In the pinch, meat market manager Bob Shutz experimented. He bought a
piece of the unwanted meat, seasoned it with salt, pepper and garlic
salt, and placed it on a rack in his department's rotissiere.
"He just let it go around... for 45 minutes or an hour," Viegas says.
"I told him he was going to chew that meat all day long, it was usually
so tough. But I had never tried it in a whole piece."
He was in for a shock. "I couldn't believe it was going to be as tender
as it was and as delicious as it was. The supervisor from the Santa
Barbara office came into the store and tried it himself, and he wanted
to know what it was."
It was a new cut "with a texture of its own and a flavor all its own,"
he says. And at the time its cost was significantly less than what was
being charged for the traditional cuts of beef--about 90 cents a pound
versus $1.90 - $1.95 a pound for top sirloin.

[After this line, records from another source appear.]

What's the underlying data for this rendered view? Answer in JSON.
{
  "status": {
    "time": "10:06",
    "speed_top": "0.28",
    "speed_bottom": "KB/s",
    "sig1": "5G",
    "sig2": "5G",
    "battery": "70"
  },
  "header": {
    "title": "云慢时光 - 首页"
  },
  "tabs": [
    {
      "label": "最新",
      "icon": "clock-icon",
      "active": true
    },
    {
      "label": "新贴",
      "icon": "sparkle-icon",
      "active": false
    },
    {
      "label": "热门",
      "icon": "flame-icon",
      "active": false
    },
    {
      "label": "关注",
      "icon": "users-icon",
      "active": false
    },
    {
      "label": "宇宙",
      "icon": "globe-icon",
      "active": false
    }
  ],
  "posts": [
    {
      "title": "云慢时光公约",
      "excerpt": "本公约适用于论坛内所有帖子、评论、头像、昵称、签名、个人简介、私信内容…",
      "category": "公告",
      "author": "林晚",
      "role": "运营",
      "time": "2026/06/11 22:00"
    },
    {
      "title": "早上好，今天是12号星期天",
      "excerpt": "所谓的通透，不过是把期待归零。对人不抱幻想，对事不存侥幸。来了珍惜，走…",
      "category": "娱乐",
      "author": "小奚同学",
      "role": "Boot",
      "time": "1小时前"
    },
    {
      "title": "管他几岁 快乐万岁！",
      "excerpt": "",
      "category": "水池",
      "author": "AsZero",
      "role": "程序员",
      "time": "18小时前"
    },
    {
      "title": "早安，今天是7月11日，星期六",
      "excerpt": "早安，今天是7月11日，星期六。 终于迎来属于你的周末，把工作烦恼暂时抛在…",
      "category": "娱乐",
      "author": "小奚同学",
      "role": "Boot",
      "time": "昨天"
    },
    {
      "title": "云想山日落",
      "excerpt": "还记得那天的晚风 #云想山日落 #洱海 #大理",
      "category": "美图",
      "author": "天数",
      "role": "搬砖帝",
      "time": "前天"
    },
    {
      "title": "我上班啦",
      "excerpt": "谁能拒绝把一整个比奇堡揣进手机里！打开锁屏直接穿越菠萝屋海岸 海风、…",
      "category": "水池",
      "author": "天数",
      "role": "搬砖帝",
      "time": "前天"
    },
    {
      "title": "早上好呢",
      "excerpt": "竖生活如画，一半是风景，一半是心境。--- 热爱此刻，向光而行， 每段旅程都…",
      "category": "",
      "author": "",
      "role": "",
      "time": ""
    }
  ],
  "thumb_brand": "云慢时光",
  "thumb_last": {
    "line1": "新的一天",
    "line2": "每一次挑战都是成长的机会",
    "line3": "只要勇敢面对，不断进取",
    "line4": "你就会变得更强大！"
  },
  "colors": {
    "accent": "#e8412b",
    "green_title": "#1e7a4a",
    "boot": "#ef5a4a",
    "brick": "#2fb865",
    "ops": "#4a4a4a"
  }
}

Shutz dubbed it "tri tip" and began giving samples to customers and
occasionally selling a cooked piece. It was not an overnight success;
Safeway didn't promote tri tip or sell it anywhere except at the Santa
Maria store, Viegas says.
The breakthrough occured when Shutz opened his own meat market, known
as the old Santa Maria Market, on North Broadway. He promoted the new
cut and taught customers how to prepare it. Williams Brothers picked up
the idea and began to market tri tip through its Central Coast chain.
For two decades tri tip remained a Central Coast -- and particularly
Santa Maria -- delicacy. "I would ask a butcher in Santa Barbara for a
tri tip," says Viegas, "and he wouldn't know what I was talking about."
Visitors and workers transferring from Vandenberg Air Force Base slowly
spread the word. "People from the (San Joaquin) Valley were coming over
here and buying it by the case and taking it back for barbecuing,"
Viegas recalls.
In 1986 tri tip can be found in many independent groceries in
California, although it is still an unfamiliar word to barbecuers in
most other states.
It is their loss, because when prepared properly tri tip is the ideal
barbecue meat.
"It can be harder to work than other cuts," cautions Viegas, who
learned to barbecue at the old Santa Maria Club (now the Landmark
restaurant) and has worked at barbecues serving as many as 5,000
people.
"It can be a tough piece of meat if you make the mistake of taking all
the fat off. If you put the fat side of the tri tip on the fire first,
the moisture will come up through the meat and make it tender."
Viegas' procedure is to sear the lean part of the meat over the fire
for 5-10 minutes to seal in the juices, then flip over to the fat side
for 30-45 minutes, depending on degree of doneness expected. When juice
appears at the top of the meat, it is time to flip for another 30-45
minutes.
The fat can easily be trimmed after cooking, he says.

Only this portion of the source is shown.